Once their children are aged seven, if they don’t turn up for their “work focussed interview”, they could even have their benefit docked.
For, say, the proud wife of a postman who stays at home because it makes economic sense, turning up at the Jobcentre could be quite a unsettling experience.
What is even more peculiar is the fact that IDS will be toughening the rules and threatening sanctions, while at the same time reducing the financial incentive to work.
Around 330,000 second earners will, after these reforms, face a higher marginal deduction rate. That said, these reforms will make it easier to work fewer hours — one of many positive benefits.

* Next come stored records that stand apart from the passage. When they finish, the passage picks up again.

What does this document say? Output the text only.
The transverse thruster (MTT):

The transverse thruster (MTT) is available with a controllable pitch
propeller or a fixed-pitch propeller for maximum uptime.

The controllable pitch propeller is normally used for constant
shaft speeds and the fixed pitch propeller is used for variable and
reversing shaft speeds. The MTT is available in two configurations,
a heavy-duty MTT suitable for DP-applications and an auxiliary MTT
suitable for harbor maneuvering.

But I struggle to see the advantage of extending a conditionality regime on to stay-at-home mothers in working families. This will cost money, use up the scarce time of jobcentre advisors and be unpopular in many households. What is the point?
For those who are interested, the jargon-heavy official explanation of the policy change is below:
Currently assessments of entitlement to income-related welfare benefits such as Income Support (IS), income-based Job Seekers Allowance (JSA) and income-related Employment and Support Allowance (ESA) are calculated on a family basis.
Universal credit introduces personalised conditionality where advisers will ensure that the requirements they place on a recipient are reasonable for that person, taking into account their particular capabilities and circumstances. This represents an increased level of conditionality for certain couple groups. The conditions for receiving Universal Credit will require a joint claim from both members of a couple in all cases, i.e. both members of the couple play an equal part in the claim and so are required to undertake the same level of conditionality as for single people without children. For those with children, one member of the couple will be subject to the same conditionality as a single person, whilst the other member will be nominated as the lead carer and therefore be subject to same conditionality as if they were a lone parent (i.e. dependent on the age of their youngest child).
The Government wants to support people to move into and progress into work while supporting those in greatest need. Therefore, all individuals who are able to look for work or prepare for work should be required to do so as a condition for receiving benefit.